Strategies for diagnosis and therapy in which sex steroid receptor ligands serve as carriers for radionuclides are attractive because a high incidence of carcinomas of the female genital tract and the breast that are seen clinically have an abundant expression of one or more of the receptor proteins. A radiohalogenated estrogen receptor (ER) ligand, 16α-[¹²³I]iodo-17β-estradiol [¹²³I]E, has met clinical criteria for receptor-mediated diagnostic imaging. Its [¹²⁵]I-labeled sister nuclide derivative [¹²⁵I]E decays by orbital electron capture with emission of very-low-energy (Auger) electrons, which gives this latter radiohalogen the potential to serve in pharmaceuticals for radiotherapy; as examples, [¹²⁵I]deoxyuridine, when incorporated into the DNA molecule, or [¹²⁵I]E, when bound to the receptor within ER-rich tumor cells, are both cytotoxic in vitro. Whereas the mechanisms and subcellular changes that accompany the cytotoxicity from [¹²⁵I]deoxyuridine are well documented in the form of aberrations and breaks in the cellular DNA, the effects at the subcellular level causing the cytotoxicity of the sex steroid receptor ligand [¹²⁵I]E have not been characterized and are the focus of our study.

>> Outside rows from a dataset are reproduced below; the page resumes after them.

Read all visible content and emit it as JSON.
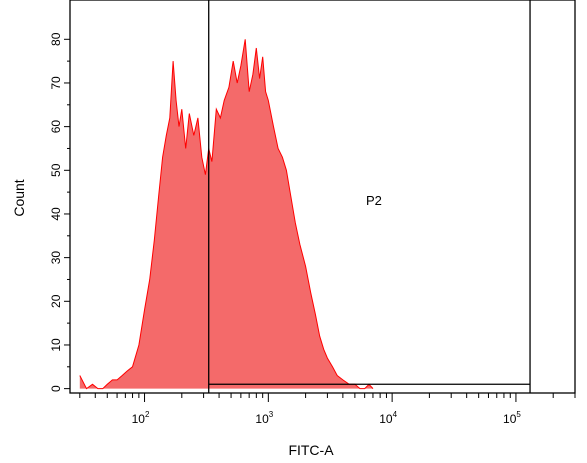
{
  "chart_data": {
    "type": "area",
    "xlabel": "FITC-A",
    "ylabel": "Count",
    "x_scale": "log",
    "xlim": [
      25,
      300000
    ],
    "ylim": [
      -1,
      89
    ],
    "y_ticks": [
      0,
      10,
      20,
      30,
      40,
      50,
      60,
      70,
      80
    ],
    "y_tick_labels": [
      "0",
      "10",
      "20",
      "30",
      "40",
      "50",
      "60",
      "70",
      "80"
    ],
    "x_ticks": [
      {
        "value": 100,
        "base": "10",
        "exp": "2"
      },
      {
        "value": 1000,
        "base": "10",
        "exp": "3"
      },
      {
        "value": 10000,
        "base": "10",
        "exp": "4"
      },
      {
        "value": 100000,
        "base": "10",
        "exp": "5"
      }
    ],
    "series": [
      {
        "fill_color": "#f46a6a",
        "line_color": "#ff0000",
        "x": [
          30,
          34,
          38,
          42,
          46,
          50,
          55,
          60,
          66,
          72,
          80,
          90,
          100,
          110,
          120,
          130,
          140,
          150,
          160,
          170,
          180,
          190,
          200,
          215,
          230,
          250,
          270,
          290,
          310,
          330,
          350,
          380,
          410,
          440,
          480,
          520,
          560,
          600,
          650,
          700,
          750,
          800,
          850,
          900,
          950,
          1000,
          1100,
          1200,
          1300,
          1400,
          1500,
          1650,
          1800,
          2000,
          2200,
          2400,
          2600,
          2800,
          3000,
          3300,
          3600,
          4000,
          4500,
          5000,
          5500,
          6000,
          6500,
          7000
        ],
        "y": [
          3,
          0,
          1,
          0,
          0,
          1,
          2,
          2,
          3,
          4,
          5,
          10,
          18,
          25,
          34,
          44,
          53,
          58,
          62,
          75,
          66,
          60,
          64,
          55,
          63,
          58,
          62,
          53,
          49,
          55,
          52,
          64,
          62,
          66,
          69,
          75,
          70,
          74,
          80,
          68,
          72,
          78,
          71,
          76,
          68,
          66,
          60,
          55,
          53,
          50,
          45,
          38,
          33,
          28,
          22,
          17,
          12,
          9,
          7,
          5,
          3,
          2,
          1,
          1,
          0,
          0,
          1,
          0
        ]
      }
    ],
    "gate": {
      "label": "P2",
      "x_start": 330,
      "x_end": 130000,
      "line_y": 1,
      "color": "#000000"
    }
  }
}
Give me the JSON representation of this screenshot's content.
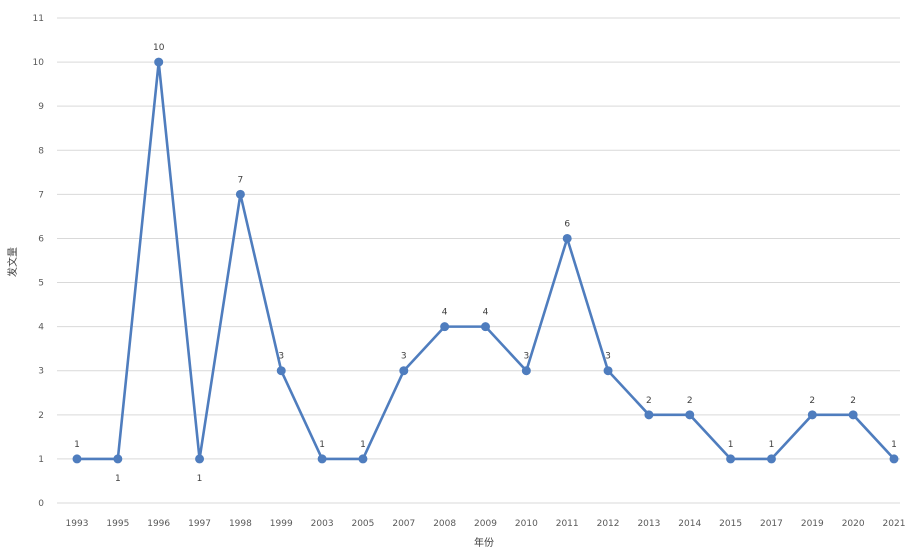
{
  "chart_data": {
    "type": "line",
    "title": "",
    "xlabel": "年份",
    "ylabel": "发文量",
    "ylim": [
      0,
      11
    ],
    "yticks": [
      0,
      1,
      2,
      3,
      4,
      5,
      6,
      7,
      8,
      9,
      10,
      11
    ],
    "grid": true,
    "categories": [
      "1993",
      "1995",
      "1996",
      "1997",
      "1998",
      "1999",
      "2003",
      "2005",
      "2007",
      "2008",
      "2009",
      "2010",
      "2011",
      "2012",
      "2013",
      "2014",
      "2015",
      "2017",
      "2019",
      "2020",
      "2021"
    ],
    "series": [
      {
        "values": [
          1,
          1,
          10,
          1,
          7,
          3,
          1,
          1,
          3,
          4,
          4,
          3,
          6,
          3,
          2,
          2,
          1,
          1,
          2,
          2,
          1
        ],
        "color": "#4f7dbe",
        "label_below": [
          false,
          true,
          false,
          true,
          false,
          false,
          false,
          false,
          false,
          false,
          false,
          false,
          false,
          false,
          false,
          false,
          false,
          false,
          false,
          false,
          false
        ]
      }
    ]
  }
}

We found that in a standard colonyforming assay the addition of [¹²⁵I]E to the cultures decreased the survival rate of ER-positive MCF-7 cells in a dose-dependent manner. The decreased survival rate was prevented by the addition of competing excess radioinert ER ligand (diethylstilbestrol); [¹²⁵I]E did not reduce survival in ER-negative MCF-7 cells. The [¹²⁵I]E-induced and ER-mediated cytotoxicity was accompanied by aberrations in the DNA components of the nuclei of the cells. These included chromatid and chromosome breaks, gaps, and tri-radial chromosome formation. Our findings add plausibility and credence to the notion that the cytotoxicity imparted by Auger-electron-emitting radioligands for sex steroid receptors is in part attributable to radiodecay that causes double-stranded breakage of DNA.